D’autres fois, nous nous approchions et observions avec une certaine envie les 2 ou 3 propriétaires de voiliers sur glace qui pratiquaient ou coursaient en travers de la baie.

En plusieurs occasions, nous ne faisions que courser ou simplement patiner et batifoler sur la glace, essayer de sauter les bancs de neige les plus larges et autres « niaiseries » du genre.

Ces activités donnaient généralement chaud et alors, malgré le froid, les vestes de grosse laine ou les parkas s’ouvraient pour s’éventer, se rafraîchir, en les secouant énergiquement.

Une bonne fois, le vent se mit à souffler fortement pendant notre période de refroidissement. Surprise : il nous poussait – pas nécessairement dans la bonne direction – et nous glissions sans effort.

Après avoir vu tant de fois évoluer les voiliers à glace qui filaient, c’est le cas de le dire, comme le vent – une structure légère en bois, montée sur trois patins de fer et surmontée d’un mat supportant une voile triangulaire – nous n’avons pas tardé à expérimenter avec nos survêtements pour apprendre à contrôler nos mouvements dans la direction voulue.

Joie, et ravissement même, mais, comme tous les adolescents de quelque génération que ce soit, nous avons vite aspiré à des émotions plus fortes.

Un beau jour, l’un d’entre nous avait ramassé un grand carton en venant au fleuve. Le vent, évidemment, forçait le carton et le rendait difficile à maîtriser. De l’instant que deux de nous ont entrepris de le tenir chacun par une extrémité, ils se sont mis à glisser en prenant de plus en plus de vitesse.

Tous voulaient essayer, mais il ne fut pas long que le carton était tout plié et n’avait plus de corps. Déception. Ce fut la fin de la sortie de cet après-midi-là.

Les avantages du carton étaient indéniables, mais il fallait le rendre rigide. De simples baguettes de bois feraient l’affaire.

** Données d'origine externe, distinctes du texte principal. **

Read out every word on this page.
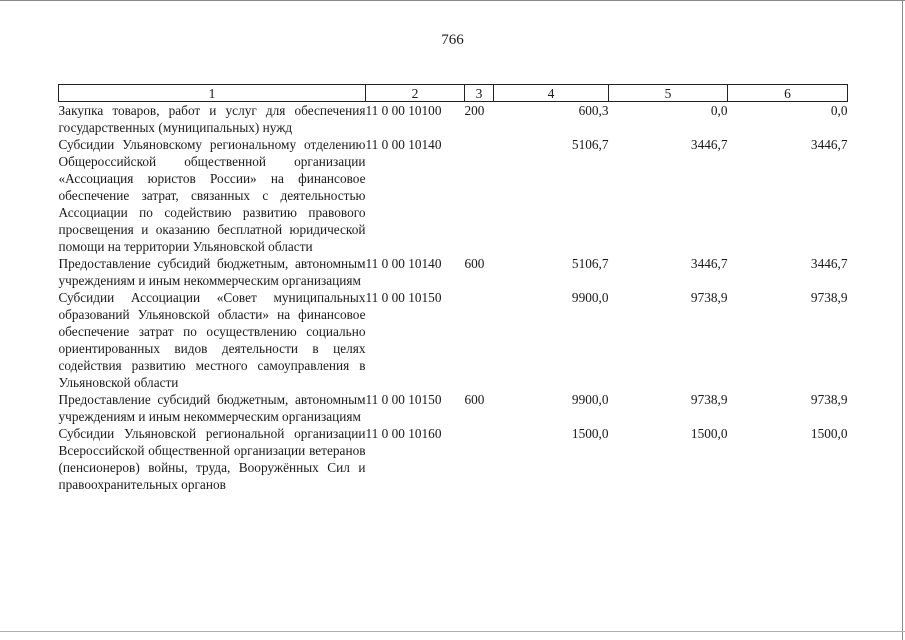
766
1	2	3	4	5	6
Закупка товаров, работ и услуг для обеспечения государственных (муниципальных) нужд	11 0 00 10100	200	600,3	0,0	0,0
Субсидии Ульяновскому региональному отделению Общероссийской общественной организации «Ассоциация юристов России» на финансовое обеспечение затрат, связанных с деятельностью Ассоциации по содействию развитию правового просвещения и оказанию бесплатной юридической помощи на территории Ульяновской области	11 0 00 10140		5106,7	3446,7	3446,7
Предоставление субсидий бюджетным, автономным учреждениям и иным некоммерческим организациям	11 0 00 10140	600	5106,7	3446,7	3446,7
Субсидии Ассоциации «Совет муниципальных образований Ульяновской области» на финансовое обеспечение затрат по осуществлению социально ориентированных видов деятельности в целях содействия развитию местного самоуправления в Ульяновской области	11 0 00 10150		9900,0	9738,9	9738,9
Предоставление субсидий бюджетным, автономным учреждениям и иным некоммерческим организациям	11 0 00 10150	600	9900,0	9738,9	9738,9
Субсидии Ульяновской региональной организации Всероссийской общественной организации ветеранов (пенсионеров) войны, труда, Вооружённых Сил и правоохранительных органов	11 0 00 10160		1500,0	1500,0	1500,0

D’autres difficultés techniques devaient toutefois être surmontées pour en faire un appareil très performant (rien de moins!) :

1. Il nous fallait un engin individuel; décider de la direction à prendre et gérer l’orientation efficace du carton à deux, c’était trop compliqué.

2. Nous avions besoin d’une surface assez grande pour une poussée intéressante.

3. On devait quand même voir où on allait pour éviter les « craques » ou la mauvaise glace.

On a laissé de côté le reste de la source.